Highlands Motorsport Park in Cromwell announced today that New Zealand's iconic Race to the Sky motorsport hill climb will return next year.
After an eight year hiatus, the Highlands Race to the Sky Under will return to the Cardrona Valley near Wanaka from 17-19 April 2015, under all new management and boasting a new claim to fame as the longest gravel hill climb in the world.
Under the stewardship of Grant Aitken, Race to the Sky was last held in 2007 when world-renowned veteran driver "Monster" Tajima (64) claimed his eighth victory out of nine starts.
"Monster", who hails from Japan, was at Highlands today for the launch and announced he will return to defend his title alongside past competitors and motorsport enthusiasts from around the globe.
Highlands Motorsport Park owner Tony Quinn said they'd already had interest from a number of past competitors keen to come back and he was "extremely excited" to confirm Monster's return.
"All eyes will be on Cardona Valley once again as over 100 cars, bikes and buggies compete for the title of 'King of the Hill' on what is now the world's longest gravel hill climb," said Mr Quinn.
"The Southern Lakes is the adventure capital of the world and competitors and spectators are in for a heart stopping two days of entertainment.
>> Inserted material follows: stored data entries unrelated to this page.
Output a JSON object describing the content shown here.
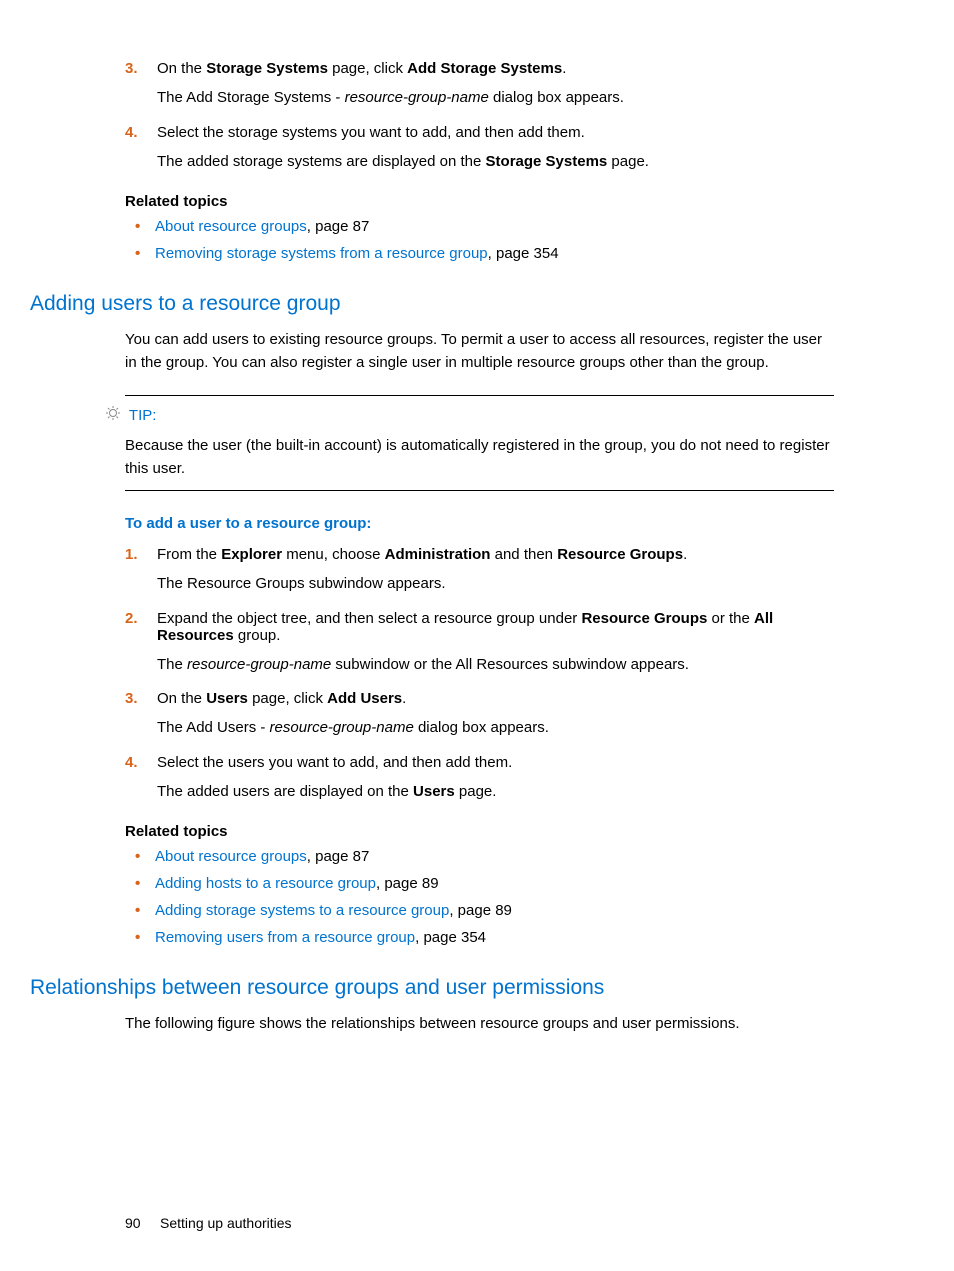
{
  "procA": {
    "s3a": "On the ",
    "s3b": "Storage Systems",
    "s3c": " page, click ",
    "s3d": "Add Storage Systems",
    "s3e": ".",
    "s3f": "The Add Storage Systems - ",
    "s3g": "resource-group-name",
    "s3h": " dialog box appears.",
    "s4a": "Select the storage systems you want to add, and then add them.",
    "s4b": "The added storage systems are displayed on the ",
    "s4c": "Storage Systems",
    "s4d": " page."
  },
  "relatedA": {
    "head": "Related topics",
    "r1link": "About resource groups",
    "r1tail": ", page 87",
    "r2link": "Removing storage systems from a resource group",
    "r2tail": ", page 354"
  },
  "secB": {
    "title": "Adding users to a resource group",
    "p1": "You can add users to existing resource groups. To permit a user to access all resources, register the user in the                               group. You can also register a single user in multiple resource groups other than the                               group."
  },
  "tip": {
    "label": "TIP:",
    "body": "Because the user                 (the built-in account) is automatically registered in the                          group, you do not need to register this user."
  },
  "procBHead": "To add a user to a resource group:",
  "procB": {
    "s1a": "From the ",
    "s1b": "Explorer",
    "s1c": " menu, choose ",
    "s1d": "Administration",
    "s1e": " and then ",
    "s1f": "Resource Groups",
    "s1g": ".",
    "s1h": "The Resource Groups subwindow appears.",
    "s2a": "Expand the object tree, and then select a resource group under ",
    "s2b": "Resource Groups",
    "s2c": " or the ",
    "s2d": "All Resources",
    "s2e": " group.",
    "s2f": "The ",
    "s2g": "resource-group-name",
    "s2h": " subwindow or the All Resources subwindow appears.",
    "s3a": "On the ",
    "s3b": "Users",
    "s3c": " page, click ",
    "s3d": "Add Users",
    "s3e": ".",
    "s3f": "The Add Users - ",
    "s3g": "resource-group-name",
    "s3h": " dialog box appears.",
    "s4a": "Select the users you want to add, and then add them.",
    "s4b": "The added users are displayed on the ",
    "s4c": "Users",
    "s4d": " page."
  },
  "relatedB": {
    "head": "Related topics",
    "r1link": "About resource groups",
    "r1tail": ", page 87",
    "r2link": "Adding hosts to a resource group",
    "r2tail": ", page 89",
    "r3link": "Adding storage systems to a resource group",
    "r3tail": ", page 89",
    "r4link": "Removing users from a resource group",
    "r4tail": ", page 354"
  },
  "secC": {
    "title": "Relationships between resource groups and user permissions",
    "p1": "The following figure shows the relationships between resource groups and user permissions."
  },
  "footer": {
    "num": "90",
    "text": "Setting up authorities"
  }
}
The course itself will remain as true to its old form as we can make it."
"Our goal is to ensure the action both on and off the course delivers an experience that encapsulates speed, skill, courage, determination, excitement, competition and sheer exhilaration," he said
"The team at Highlands are focused on elevating the experience for all parties involved to make it worthy of an international standing."
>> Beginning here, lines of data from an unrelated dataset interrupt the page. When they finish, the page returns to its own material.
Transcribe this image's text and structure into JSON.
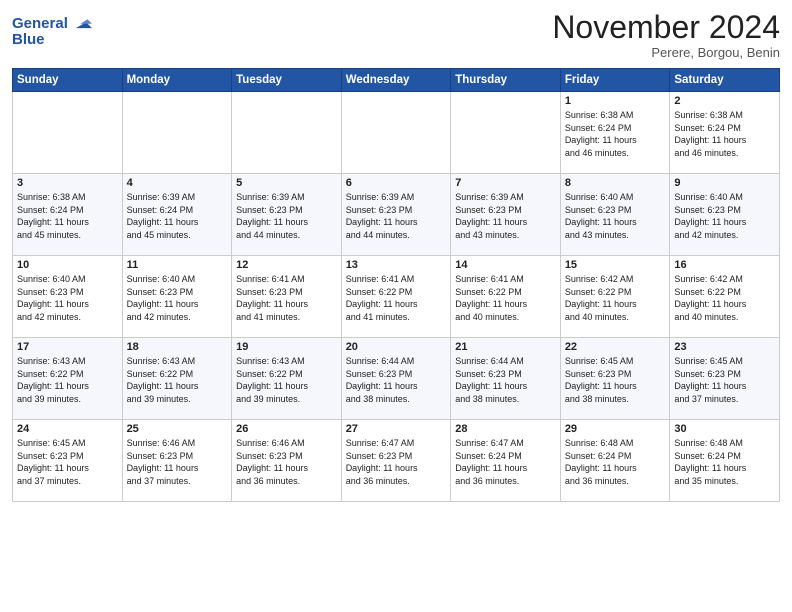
{
  "header": {
    "logo_line1": "General",
    "logo_line2": "Blue",
    "month": "November 2024",
    "location": "Perere, Borgou, Benin"
  },
  "days_of_week": [
    "Sunday",
    "Monday",
    "Tuesday",
    "Wednesday",
    "Thursday",
    "Friday",
    "Saturday"
  ],
  "weeks": [
    [
      {
        "day": "",
        "info": ""
      },
      {
        "day": "",
        "info": ""
      },
      {
        "day": "",
        "info": ""
      },
      {
        "day": "",
        "info": ""
      },
      {
        "day": "",
        "info": ""
      },
      {
        "day": "1",
        "info": "Sunrise: 6:38 AM\nSunset: 6:24 PM\nDaylight: 11 hours\nand 46 minutes."
      },
      {
        "day": "2",
        "info": "Sunrise: 6:38 AM\nSunset: 6:24 PM\nDaylight: 11 hours\nand 46 minutes."
      }
    ],
    [
      {
        "day": "3",
        "info": "Sunrise: 6:38 AM\nSunset: 6:24 PM\nDaylight: 11 hours\nand 45 minutes."
      },
      {
        "day": "4",
        "info": "Sunrise: 6:39 AM\nSunset: 6:24 PM\nDaylight: 11 hours\nand 45 minutes."
      },
      {
        "day": "5",
        "info": "Sunrise: 6:39 AM\nSunset: 6:23 PM\nDaylight: 11 hours\nand 44 minutes."
      },
      {
        "day": "6",
        "info": "Sunrise: 6:39 AM\nSunset: 6:23 PM\nDaylight: 11 hours\nand 44 minutes."
      },
      {
        "day": "7",
        "info": "Sunrise: 6:39 AM\nSunset: 6:23 PM\nDaylight: 11 hours\nand 43 minutes."
      },
      {
        "day": "8",
        "info": "Sunrise: 6:40 AM\nSunset: 6:23 PM\nDaylight: 11 hours\nand 43 minutes."
      },
      {
        "day": "9",
        "info": "Sunrise: 6:40 AM\nSunset: 6:23 PM\nDaylight: 11 hours\nand 42 minutes."
      }
    ],
    [
      {
        "day": "10",
        "info": "Sunrise: 6:40 AM\nSunset: 6:23 PM\nDaylight: 11 hours\nand 42 minutes."
      },
      {
        "day": "11",
        "info": "Sunrise: 6:40 AM\nSunset: 6:23 PM\nDaylight: 11 hours\nand 42 minutes."
      },
      {
        "day": "12",
        "info": "Sunrise: 6:41 AM\nSunset: 6:23 PM\nDaylight: 11 hours\nand 41 minutes."
      },
      {
        "day": "13",
        "info": "Sunrise: 6:41 AM\nSunset: 6:22 PM\nDaylight: 11 hours\nand 41 minutes."
      },
      {
        "day": "14",
        "info": "Sunrise: 6:41 AM\nSunset: 6:22 PM\nDaylight: 11 hours\nand 40 minutes."
      },
      {
        "day": "15",
        "info": "Sunrise: 6:42 AM\nSunset: 6:22 PM\nDaylight: 11 hours\nand 40 minutes."
      },
      {
        "day": "16",
        "info": "Sunrise: 6:42 AM\nSunset: 6:22 PM\nDaylight: 11 hours\nand 40 minutes."
      }
    ],
    [
      {
        "day": "17",
        "info": "Sunrise: 6:43 AM\nSunset: 6:22 PM\nDaylight: 11 hours\nand 39 minutes."
      },
      {
        "day": "18",
        "info": "Sunrise: 6:43 AM\nSunset: 6:22 PM\nDaylight: 11 hours\nand 39 minutes."
      },
      {
        "day": "19",
        "info": "Sunrise: 6:43 AM\nSunset: 6:22 PM\nDaylight: 11 hours\nand 39 minutes."
      },
      {
        "day": "20",
        "info": "Sunrise: 6:44 AM\nSunset: 6:23 PM\nDaylight: 11 hours\nand 38 minutes."
      },
      {
        "day": "21",
        "info": "Sunrise: 6:44 AM\nSunset: 6:23 PM\nDaylight: 11 hours\nand 38 minutes."
      },
      {
        "day": "22",
        "info": "Sunrise: 6:45 AM\nSunset: 6:23 PM\nDaylight: 11 hours\nand 38 minutes."
      },
      {
        "day": "23",
        "info": "Sunrise: 6:45 AM\nSunset: 6:23 PM\nDaylight: 11 hours\nand 37 minutes."
      }
    ],
    [
      {
        "day": "24",
        "info": "Sunrise: 6:45 AM\nSunset: 6:23 PM\nDaylight: 11 hours\nand 37 minutes."
      },
      {
        "day": "25",
        "info": "Sunrise: 6:46 AM\nSunset: 6:23 PM\nDaylight: 11 hours\nand 37 minutes."
      },
      {
        "day": "26",
        "info": "Sunrise: 6:46 AM\nSunset: 6:23 PM\nDaylight: 11 hours\nand 36 minutes."
      },
      {
        "day": "27",
        "info": "Sunrise: 6:47 AM\nSunset: 6:23 PM\nDaylight: 11 hours\nand 36 minutes."
      },
      {
        "day": "28",
        "info": "Sunrise: 6:47 AM\nSunset: 6:24 PM\nDaylight: 11 hours\nand 36 minutes."
      },
      {
        "day": "29",
        "info": "Sunrise: 6:48 AM\nSunset: 6:24 PM\nDaylight: 11 hours\nand 36 minutes."
      },
      {
        "day": "30",
        "info": "Sunrise: 6:48 AM\nSunset: 6:24 PM\nDaylight: 11 hours\nand 35 minutes."
      }
    ]
  ]
}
"Having Monster back is certainly a draw card but we also want to attract more of the world's best and some of the new up and coming talent too."
Visiting New Zealand especially for the announcement and to re-familiarise himself with the Pisa Range race course, Monster Tajima said, "I'm very pleased that Highlands have decided to bring back Race to the Sky and give me the opportunity to defend my title."
"Of all of the gravel hill climbs this is number one, and now that it is the longest in the world it makes it even more special. The course is fantastic, yes it is very tough but the safety is great and the views are amazing.
"I've held the title of King of the Hill eight times now, so I need two more to make it 10," said Monster.
The Race to the Sky course spans 14.5km, with 135 turns as it climbs from 450 metres to 1500 metres above sea level.
Highlands general manager Mike Sentch said, "In the first year we want to grow the reputation and legacy of the event with the vision of it holding its own on the world stage and capturing the imagination and competitive spirit of some international stars."
"There is much glory in being the King of the Hill. The fastest individual, on the world's longest gravel hill climb – man and machine against the mountain in the pursuit to be the best," said Mr Sentch.
Mr Quinn promises the Highlands Race to the Sky will not just be for motorsport enthusiasts, the atmosphere will be supercharged with plenty of action for the whole family
"The fact it is the longest gravel hill climb in the world, its location in the adventure capital of the world and that it's being produced by a team with an impressive track record, creates a unique opportunity for the business and motorsport community to leverage off this truly unique world class event," said Mr Quinn.
"Quite simply it will be like no other event held in New Zealand ever."